1960-1990
The three decades between the end of the Fifties and the Nineties were among the most formative in the history of the company. From the death of Salvatore Ferragamo in 1960 to the launch of ready-to-wear shortly after that and the retail expansion around the world, the company known for the genius of its founder and the innovative shoes he created grew into a full-fledged fashion house with the additional contribution of each family member.
“It was my father’s dream to see the brand become a fashion house that would dress ‘toe to head,’” said Ferruccio Ferragamo, chief executive officer of Salvatore Ferragamo Italia SpA and of the group holding company Ferragamo Finanziaria SpA.
“My mother carried out his dream with her new role as head of the company and each one of us contributed to shape the company — we kind of multiplied our bread and wine,” quipped Ferragamo in an interview. “None of us was obliged to join the firm, but we each wanted to help it grow.”
In 1959, Salvatore Ferragamo’s daughter Giovanna Gentile Ferragamo designed the first clothing collection: Giovanna by Ferragamo for Lord & Taylor. The collection exuded a holiday mood and was conceived for leisure time. Showing at Palazzo Pitti’s Sala Bianca in 1965 was her next big step toward establishing rtw — a move necessary to expand the brand.
“Even back then, clothes had a primacy over accessories and a company was not considered a fashion house if it offered only bags and shoes,” said Armando Branchini, chairman of luxury brands consultancy Intercorporate. “Also, there was the Gucci model, a company that already had a pretty well-structured retail network.

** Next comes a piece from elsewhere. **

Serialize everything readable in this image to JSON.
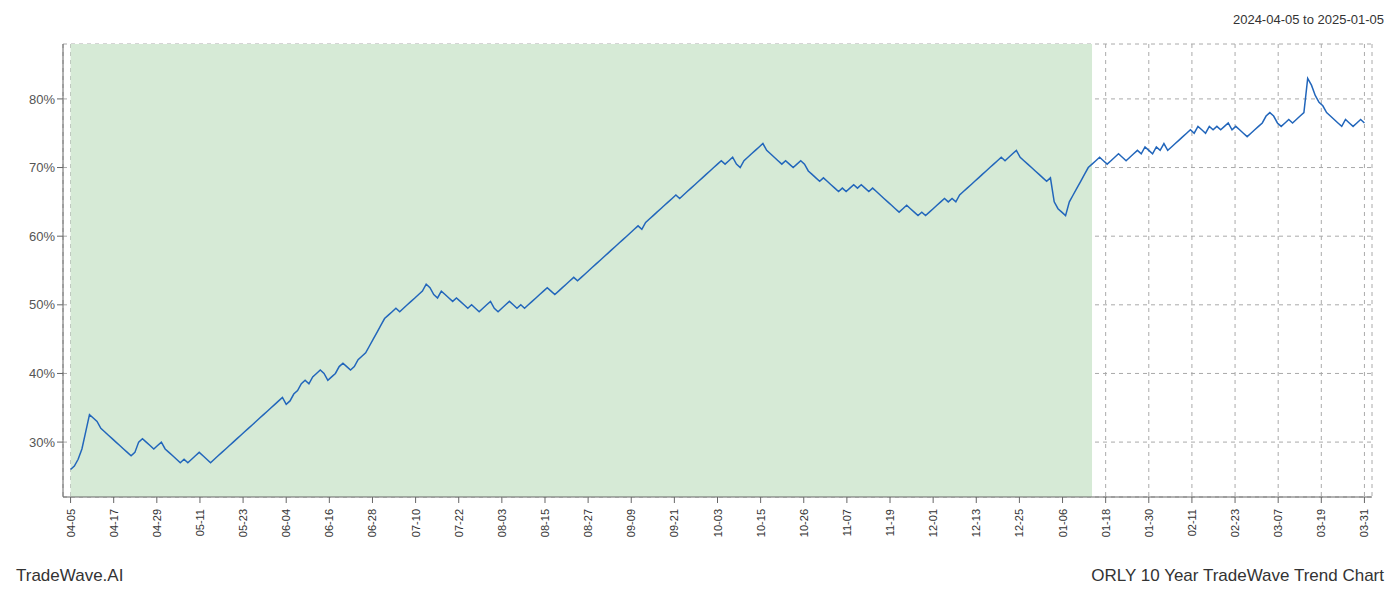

Ferragamo wanted to achieve that status and needed more products for its stores.”
One year before his death, Salvatore Ferragamo asked his 16-year-old daughter, Fiamma, to work with him so he could pass his craft on to her. She was the only one of the six siblings to work with their father. Fiamma was also aided by her cousin, Jerry Ferragamo, who played a significant role in industrializing production.
“This was the only way to compete. The family had to shift from an artisanal mode and made-to-measure production to a more industrial shoe — something Salvatore himself had already understood,” said Stefania Ricci, curator of the Ferragamo museum. After Salvatore’s death, Ricci said, Fiamma became the feminine catalyst for everyone, just as her mother, Wanda, had become the family’s decision-maker.
Fiamma’s first official shoe collection was launched in 1961 in London. In 1967, Fiamma received the Neiman Marcus award for creativity in footwear — 20 years after her father. One of Fiamma’s main design legacies was the Vara shoe, a round-toe, low-heeled pump embellished with a grosgrain ribbon and a gold buckle stamped with the family signature. Created in 1978, the Vara remains an iconic style for the company and is still a bestseller around the world. She also designed such signatures as the Gancino, still used to decorate shoes, handbags and clothing.
“Salvatore was a genius in creativity and continuity and Fiamma knew she was not as creative, but she was extremely intelligent and not conceited,” said Ricci. “Fiamma knew how to enhance the brand’s assets: the traditions, the materials, the comfort, the fit and worked on the replicable values.”
While maintaining these qualities, Fiamma saw clearly how the company had to expand its customer base from the blueblood niche and Hollywood elite to a broader middle class clientele.
Fiamma, who married the marquis Di San Giuliano in 1969, also developed a web of intense relationships with retailers. When she died in 1998, retailers mourned her charming personality and her commercial talents. At the time, Burton Tansky, president and ceo of Neiman Marcus Group, told WWD that his “greatest remembrance of Fiamma was from the late Seventies through the Eighties when she made appearances at Saks” when Tansky was an executive at the retailer.
“She was very effective at meeting the customers and making friends with many of them throughout the country,” Tansky added. “She enjoyed it. She was really a leader in that area.”
In addition to further developing the footwear division, Fiamma started creating handbags in 1965 and, in 1971, her sister, Fulvia Visconti Ferragamo, began designing silk scarves and ties — a category tested years before by Salvatore himself with the aid of Florentine painters, who embellished the silks with gondolas and other Italian staples. Fulvia’s scarves featured flower patchworks, like intricate patterns of petals forming jungle-like motifs, for example. These soon became recognizable Ferragamo pieces.
In the Seventies, the company also began expanding into men’s clothing and accessories, a division that was fully developed by Leonardo Ferragamo in the Eighties.
After two decades of retail expansion and product diversification, Salvatore Ferragamo’s name started to become associated with art and culture. In May 1985, a Ferragamo exhibition was held at Palazzo Strozzi, in Florence — the first fashion retrospective in Italy. In 1987, a Ferragamo retrospective was held at London’s Victoria and Albert Museum, and, according to the company, it was the most visited exhibition of that year. These were followed by many others, including a show at Tokyo’s Sogetsu Kai Foundation to mark the centenary of Salvatore Ferragamo’s birth in 1998.